In approaching the challenge of predicting novel MCHR1 antagonists, given the absence of available crystal structures, a multi-faceted strategy is essential. The first hurdle is to establish an accurate model of MCHR1, which can be achieved through either homology modeling or utilizing the structure from AlphaFold. To ensure robustness, both methods would be employed, and the resulting structures compared to gauge their accuracy relative to other G protein-coupled receptors (GPCRs).
Following model selection, the next step involves employing the induced fit docking protocol in Schrödinger Maestro. This would entail docking ten known antagonists to the orthosteric binding site of MCHR1 and choosing the optimal pose for each ligand. Subsequently, a high-throughput virtual screen for each of the ten receptor conformations would be conducted, drawing compounds from the Zinc22 database. Given the tendency for antagonists to exceed 500 Da, a criterion for ligand selection would be set, taking into account that compounds over 550 Da would be filtered out by Zinc22. Hence, ligands 550 Da and below will be downloaded for further analysis.

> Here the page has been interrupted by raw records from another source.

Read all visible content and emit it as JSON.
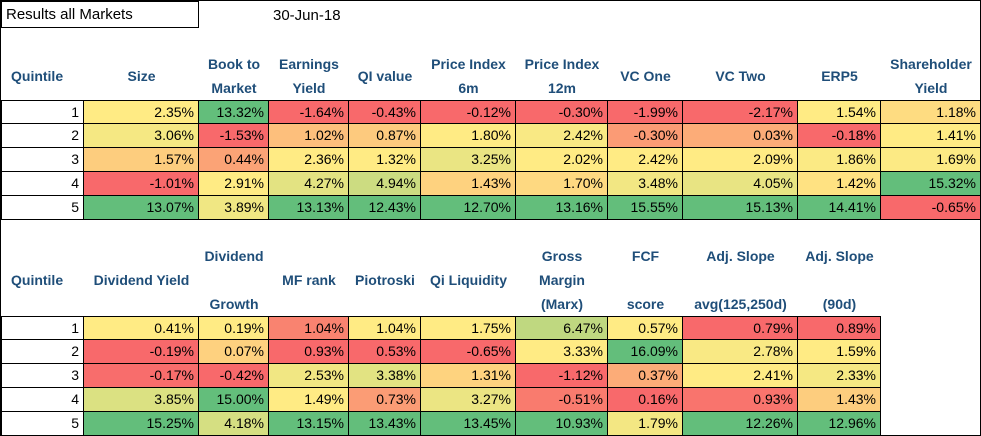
{
  "title": "Results all Markets",
  "date": "30-Jun-18",
  "table1": {
    "header": [
      [
        "Quintile"
      ],
      [
        "Size"
      ],
      [
        "Book to",
        "Market"
      ],
      [
        "Earnings",
        "Yield"
      ],
      [
        "QI value"
      ],
      [
        "Price Index",
        "6m"
      ],
      [
        "Price Index",
        "12m"
      ],
      [
        "VC One"
      ],
      [
        "VC Two"
      ],
      [
        "ERP5"
      ],
      [
        "Shareholder",
        "Yield"
      ]
    ],
    "rows": [
      [
        "1",
        "2.35%",
        "13.32%",
        "-1.64%",
        "-0.43%",
        "-0.12%",
        "-0.30%",
        "-1.99%",
        "-2.17%",
        "1.54%",
        "1.18%"
      ],
      [
        "2",
        "3.06%",
        "-1.53%",
        "1.02%",
        "0.87%",
        "1.80%",
        "2.42%",
        "-0.30%",
        "0.03%",
        "-0.18%",
        "1.41%"
      ],
      [
        "3",
        "1.57%",
        "0.44%",
        "2.36%",
        "1.32%",
        "3.25%",
        "2.02%",
        "2.42%",
        "2.09%",
        "1.86%",
        "1.69%"
      ],
      [
        "4",
        "-1.01%",
        "2.91%",
        "4.27%",
        "4.94%",
        "1.43%",
        "1.70%",
        "3.48%",
        "4.05%",
        "1.42%",
        "15.32%"
      ],
      [
        "5",
        "13.07%",
        "3.89%",
        "13.13%",
        "12.43%",
        "12.70%",
        "13.16%",
        "15.55%",
        "15.13%",
        "14.41%",
        "-0.65%"
      ]
    ]
  },
  "table2": {
    "header": [
      [
        "Quintile"
      ],
      [
        "Dividend Yield"
      ],
      [
        "Dividend",
        "Growth"
      ],
      [
        "MF rank"
      ],
      [
        "Piotroski"
      ],
      [
        "Qi Liquidity"
      ],
      [
        "Gross",
        "Margin",
        "(Marx)"
      ],
      [
        "FCF",
        "score"
      ],
      [
        "Adj. Slope",
        "avg(125,250d)"
      ],
      [
        "Adj. Slope",
        "(90d)"
      ]
    ],
    "rows": [
      [
        "1",
        "0.41%",
        "0.19%",
        "1.04%",
        "1.04%",
        "1.75%",
        "6.47%",
        "0.57%",
        "0.79%",
        "0.89%"
      ],
      [
        "2",
        "-0.19%",
        "0.07%",
        "0.93%",
        "0.53%",
        "-0.65%",
        "3.33%",
        "16.09%",
        "2.78%",
        "1.59%"
      ],
      [
        "3",
        "-0.17%",
        "-0.42%",
        "2.53%",
        "3.38%",
        "1.31%",
        "-1.12%",
        "0.37%",
        "2.41%",
        "2.33%"
      ],
      [
        "4",
        "3.85%",
        "15.00%",
        "1.49%",
        "0.73%",
        "3.27%",
        "-0.51%",
        "0.16%",
        "0.93%",
        "1.43%"
      ],
      [
        "5",
        "15.25%",
        "4.18%",
        "13.15%",
        "13.43%",
        "13.45%",
        "10.93%",
        "1.79%",
        "12.26%",
        "12.96%"
      ]
    ]
  }
}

Upon completion of the high-throughput screen, ligands with a Glide score of -8 or more positive would be excluded. The remaining ligands would undergo a subsequent evaluation using Glide SP in Schrödinger Maestro, incorporating the known MCHR1 antagonists as internal controls across all ten receptor conformations. Cutoff scores for Glide SP would be determined based on the highest-ranking score from the control ligands, discarding all ligands that fall below this threshold.
The final step involves conducting a round of Glide XP with expanded sampling. This would be carried out once again, utilizing all control ligands. Ligands failing to outperform the best-ranking control ligand would be discarded. The ultimate selection of ligands would involve identifying those that consistently overlap across all ten screenings, ensuring a comprehensive and robust set of potential MCHR1 antagonists.